The Best (and Worst) Lame & Dodgy Dad Jokes 👋

Prepare for some lame & dodgy dad jokes that are so cringey, they’re actually hilarious! These jokes feature the cheesiest puns, awkward punchlines, and the kind of dad humor that makes you laugh despite yourself. Whether you love groaning or just enjoy a good eye-roll, our lame & dodgy dad jokes will deliver the perfect blend of silliness and charm. Explore the most delightfully awkward dad jokes that are sure to entertain!
Atheism is a non-prophet organization.
Everything in Florida is in the 80s The Temperature, the Humidity, the Average Age, and the IQ.
I'm surprised the tower of Pisa hasn't fallen over during the pandemic Without all those tourists helping hold it up.
My buddy became a savage after his girlfriend left. I guess I should have known he'd become Ruth-less.
My daughter just shrieked at me, 'Daaaaaad, you haven’t listened to a word I’ve said, have you?' What an odd way to begin a conversation.

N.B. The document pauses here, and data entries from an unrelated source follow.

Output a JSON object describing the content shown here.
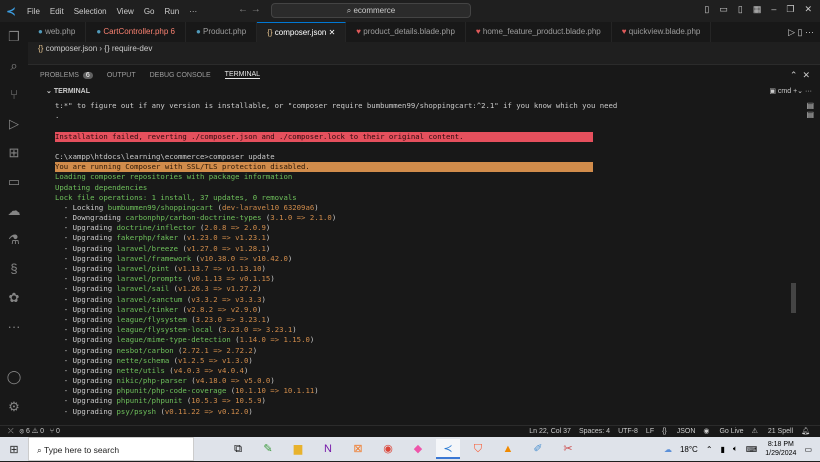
{
  "titlebar": {
    "menu": [
      "File",
      "Edit",
      "Selection",
      "View",
      "Go",
      "Run",
      "···"
    ],
    "search": "ecommerce"
  },
  "tabs": [
    {
      "label": "web.php",
      "icon": "php"
    },
    {
      "label": "CartController.php",
      "badge": "6",
      "icon": "php",
      "error": true
    },
    {
      "label": "Product.php",
      "icon": "php"
    },
    {
      "label": "composer.json",
      "icon": "json",
      "active": true
    },
    {
      "label": "product_details.blade.php",
      "icon": "blade"
    },
    {
      "label": "home_feature_product.blade.php",
      "icon": "blade"
    },
    {
      "label": "quickview.blade.php",
      "icon": "blade"
    }
  ],
  "breadcrumb": {
    "file": "composer.json",
    "symbol": "require-dev"
  },
  "panel": {
    "tabs": [
      "PROBLEMS",
      "OUTPUT",
      "DEBUG CONSOLE",
      "TERMINAL"
    ],
    "problems_count": "6",
    "terminal_header": "TERMINAL",
    "shell": "cmd"
  },
  "terminal": {
    "pre": [
      "t:*\" to figure out if any version is installable, or \"composer require bumbummen99/shoppingcart:^2.1\" if you know which you need",
      ".",
      ""
    ],
    "error": "Installation failed, reverting ./composer.json and ./composer.lock to their original content.",
    "prompt": "C:\\xampp\\htdocs\\learning\\ecommerce>composer update",
    "warning": "You are running Composer with SSL/TLS protection disabled.",
    "info": [
      "Loading composer repositories with package information",
      "Updating dependencies",
      "Lock file operations: 1 install, 37 updates, 0 removals"
    ],
    "ops": [
      [
        "Locking",
        "bumbummen99/shoppingcart",
        "dev-laravel10 63209a6"
      ],
      [
        "Downgrading",
        "carbonphp/carbon-doctrine-types",
        "3.1.0 => 2.1.0"
      ],
      [
        "Upgrading",
        "doctrine/inflector",
        "2.0.8 => 2.0.9"
      ],
      [
        "Upgrading",
        "fakerphp/faker",
        "v1.23.0 => v1.23.1"
      ],
      [
        "Upgrading",
        "laravel/breeze",
        "v1.27.0 => v1.28.1"
      ],
      [
        "Upgrading",
        "laravel/framework",
        "v10.38.0 => v10.42.0"
      ],
      [
        "Upgrading",
        "laravel/pint",
        "v1.13.7 => v1.13.10"
      ],
      [
        "Upgrading",
        "laravel/prompts",
        "v0.1.13 => v0.1.15"
      ],
      [
        "Upgrading",
        "laravel/sail",
        "v1.26.3 => v1.27.2"
      ],
      [
        "Upgrading",
        "laravel/sanctum",
        "v3.3.2 => v3.3.3"
      ],
      [
        "Upgrading",
        "laravel/tinker",
        "v2.8.2 => v2.9.0"
      ],
      [
        "Upgrading",
        "league/flysystem",
        "3.23.0 => 3.23.1"
      ],
      [
        "Upgrading",
        "league/flysystem-local",
        "3.23.0 => 3.23.1"
      ],
      [
        "Upgrading",
        "league/mime-type-detection",
        "1.14.0 => 1.15.0"
      ],
      [
        "Upgrading",
        "nesbot/carbon",
        "2.72.1 => 2.72.2"
      ],
      [
        "Upgrading",
        "nette/schema",
        "v1.2.5 => v1.3.0"
      ],
      [
        "Upgrading",
        "nette/utils",
        "v4.0.3 => v4.0.4"
      ],
      [
        "Upgrading",
        "nikic/php-parser",
        "v4.18.0 => v5.0.0"
      ],
      [
        "Upgrading",
        "phpunit/php-code-coverage",
        "10.1.10 => 10.1.11"
      ],
      [
        "Upgrading",
        "phpunit/phpunit",
        "10.5.3 => 10.5.9"
      ],
      [
        "Upgrading",
        "psy/psysh",
        "v0.11.22 => v0.12.0"
      ]
    ]
  },
  "status": {
    "errors": "6",
    "warnings": "0",
    "ports": "0",
    "position": "Ln 22, Col 37",
    "spaces": "Spaces: 4",
    "encoding": "UTF-8",
    "eol": "LF",
    "language": "JSON",
    "golive": "Go Live",
    "spell": "21 Spell"
  },
  "taskbar": {
    "search_placeholder": "Type here to search",
    "temperature": "18°C",
    "time": "8:18 PM",
    "date": "1/29/2024"
  },
  "colors": {
    "error": "#e5505d",
    "warning": "#d18c4b",
    "success": "#6fc25c",
    "accent": "#0078d4"
  }
}
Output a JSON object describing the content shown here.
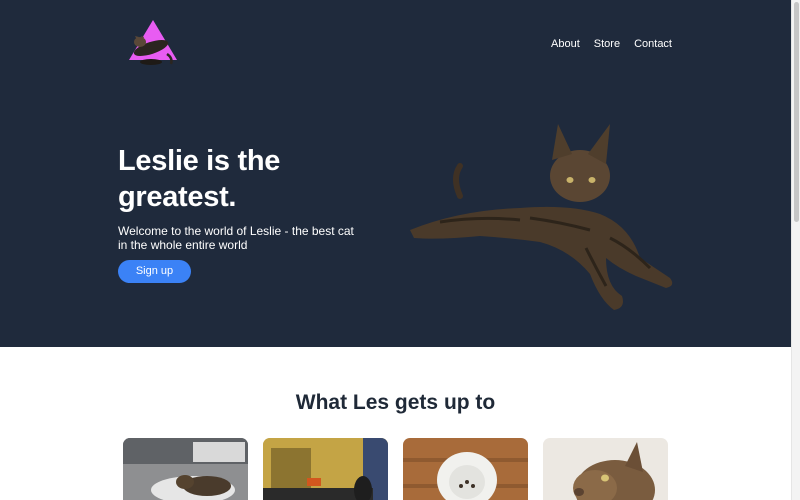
{
  "nav": {
    "items": [
      {
        "label": "About"
      },
      {
        "label": "Store"
      },
      {
        "label": "Contact"
      }
    ]
  },
  "hero": {
    "title": "Leslie is the greatest.",
    "subtitle": "Welcome to the world of Leslie - the best cat in the whole entire world",
    "cta_label": "Sign up"
  },
  "section": {
    "title": "What Les gets up to"
  },
  "colors": {
    "hero_bg": "#1f2a3c",
    "accent": "#3b82f6",
    "logo_triangle": "#e85cf2"
  },
  "icons": {
    "logo": "cat-on-triangle-logo"
  }
}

Why did the man fall down the well? Because he couldn’t see that well!
Singing in the shower is fun until you get soap in your mouth. Then it's a soap opera.'
What has more letters than the alphabet?' 'The post office!'
You’re American when you go into the bathroom, and you’re American when you come out, but do you know what you are while you’re in there? European.
Why did the tailor get fired? He wasn’t a good fit.
At the job interview, they asked me, “Where do you see yourself in five years?”
I found a wooden shoe in my toilet today. It was clogged.
To the person who stole my case of energy drinks: I bet you can't sleep at night.
Marriage involves three rings: The engagement ring, the wedding ring, and the suffer-ring.
We’re renovating the house, and the first floor is going great, but the second floor is another story.